Healthy-2Bbody-2Band-2Bmind-300x198Around this time last year I was in the beginning stages of healing from the wounds of post-traumatic stress that had haunted me for over 16 years.  My cry for help finally came during the second day of the inaugural Illinois Firefighter Peer Support training held in Bolingbrook in April of 2014.  On that day I made a phone call to initiate counseling with one of the best FPS therapists I know, and the rest is a living history.  Through a combination of psychotherapy, acupuncture, chiropractic, yoga, nutrition response testing, massage therapy, and reiki (Cody and I will touch on these topics as part of the ILFFPS Holistic Wellness Initiative) I have become a more centered and peaceful human being. Along the way I discovered that talking can be some of the best medicine.

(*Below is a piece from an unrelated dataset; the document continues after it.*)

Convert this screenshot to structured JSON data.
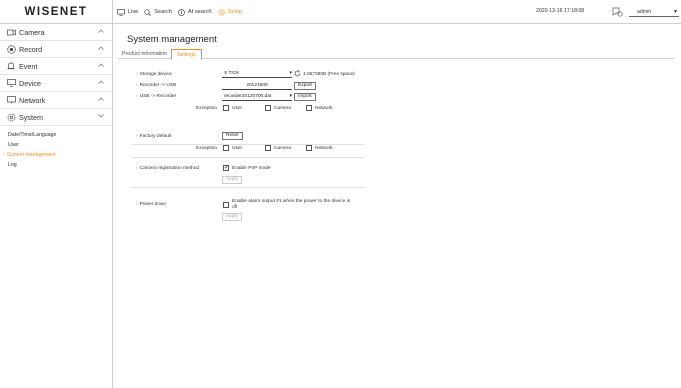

When I first began to tell me story in that training class, I could not even get two words out before I broke down crying.  I was in the state of utter confusion as to why something that I buried (or thought I did) in the deepest recess of my subconsciousness had suddenly surfaced as a volcanic eruption the size of Mount St. Helens.  One month into my healing journey, I stood before my FD peers in a staff meeting and presented the ILFFPS post-training PowerPoint.  I remember having sweaty palms as I related my story along with the struggles of the last 16 years.  I also apologized to anyone in the room that I either fought with or offended by my short fuse of a personality.  I was not trying to excuse my behavior, but rather offer an explanation.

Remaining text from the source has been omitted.